From Amazon.com
Penzler Pick, April 2002: An exceptionally gripping opening sets the pace for this suspenseful and original thriller from northwest writer April Henry. For those readers old enough to remember the classic 1960s New Wave French film
Weekend, it will be easy enough to picture in the mind's eye the panoramic landscape of a massive, chain reaction-induced highway traffic disaster.
For others, Henry's vivid and nightmarish 14-page description is more than up to the task.
In Learning to Fly, the pileup is triggered by a freak eastern Oregon dust storm. Nineteen-year-old heroine Free Meeker is headed home--though not exactly rushing--to tell her laid-back, nonjudgmental, aging hippie parents that she's pregnant. Even more unexpected than the horrific 52-car collision from which she's walked away is the fact that the next day, before she can contact her family, the newspaper reports her among the fatalities.
"She didn't feel like a dead person--but she didn't feel real, either. Wearing only a borrowed muumuu, she was sitting cross-legged on a sagging double bed in a room at the Stay-A-While Motor Inn, three blocks from the hospital. During the night Free has gotten only snatches of sleep. Each time she closed her eyes, she saw dead people, cars cartwheeling through the air, the orange bloom of fire. Over and over again, she has flinched awake, hearing the squeal of tearing metal and the terrible boom of impacts in her dreams."

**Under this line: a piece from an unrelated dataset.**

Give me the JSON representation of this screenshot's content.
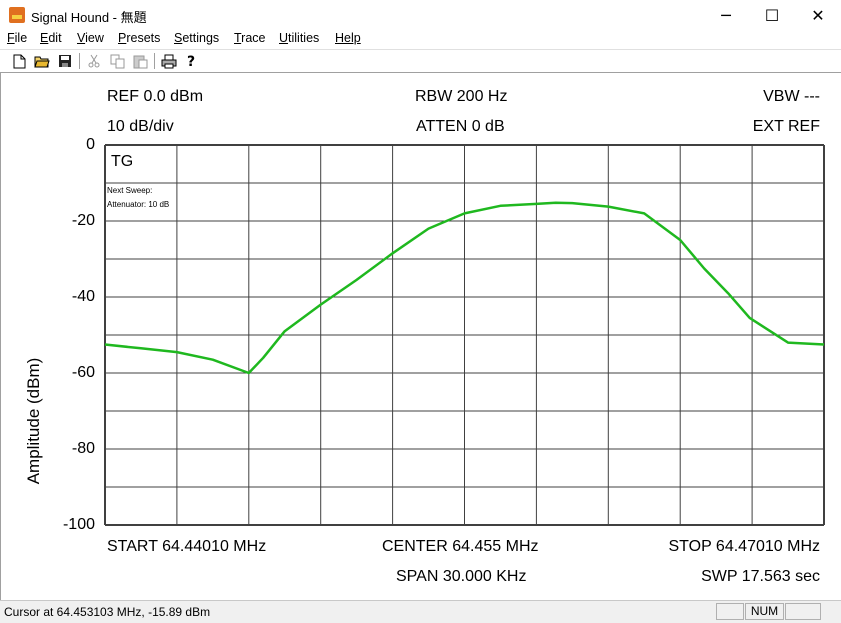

This set of circumstances is hardly enough to give Henry's plot the dense weight of dread it soon manifests. The body identified as Free's turns out to be that of a hitchhiking woman whose husband is a single-minded sadist-abuser who soon vengefully targets Free as his missing wife's rescuer. Moreover, the suitcase handed to Free by a suffering young man--he soon succumbs to his injuries--as she fled the scene of the disaster is revealed to contain nearly a million dollars that belongs to some impatient and unforgiving drug dealers.
This is a substantially loaded deck, and Free's intuitively self-preserving ability (after all, she has another life to consider) to play her own hand in response is what makes the novel, Henry's fourth, such compulsive reading. A classic tale of an innocent on the lam, Learning to Fly has the kind of plot that would have made Hitchcock smile in evil anticipation of its cinematic possibilities. And it's the kind of story that makes A Simple Plan by comparison look... simple. --Otto Penzler
From Publishers Weekly
After three books (the Agatha- and Anthony-nominee Circles of Confusion, etc.) featuring an amateur sleuth whose day job involves making sure people don't create any nasty messages with their vanity license plates, Henry has produced a stand-alone thriller that is far darker and uglier than any novel in her Claire Montrose series. A gruesome freeway pileup (52 vehicles, 14 deaths) has unexpected benefits for a young woman whose hippie parents named her Free: a new identity plus a bag containing $750,000 in drug money. When a passenger in her car, killed in the carnage, is mistakenly identified as Free, suddenly our pregnant, unemployed heroine has a way out of her problems and the money to finance it. She becomes Lydia, and assembles a new life in what she believes is the safe obscurity of another woman's persona. But then two dangerous men start to track her: a vicious drug dealer, who wants his money back, and Lydia's sicko husband, who wants his punching-bag wife back. In tone, mood and structure, this is a major departure from the Claire Montrose adventures, and fans may not forgive the author for depriving them of their favorite guessing game (try deciphering 6ULDV8, or CUNQRT). The harrowing accident scene (based loosely on a real event) that opens the story is very strong, but its promise goes largely unfulfilled by a fair-to-middling middle and then a predictable ending. All told this is but a passable thriller that lacks the originality readers of Henry's earlier books have come to expect. 2BAD. NYSTRY, but NTKWT.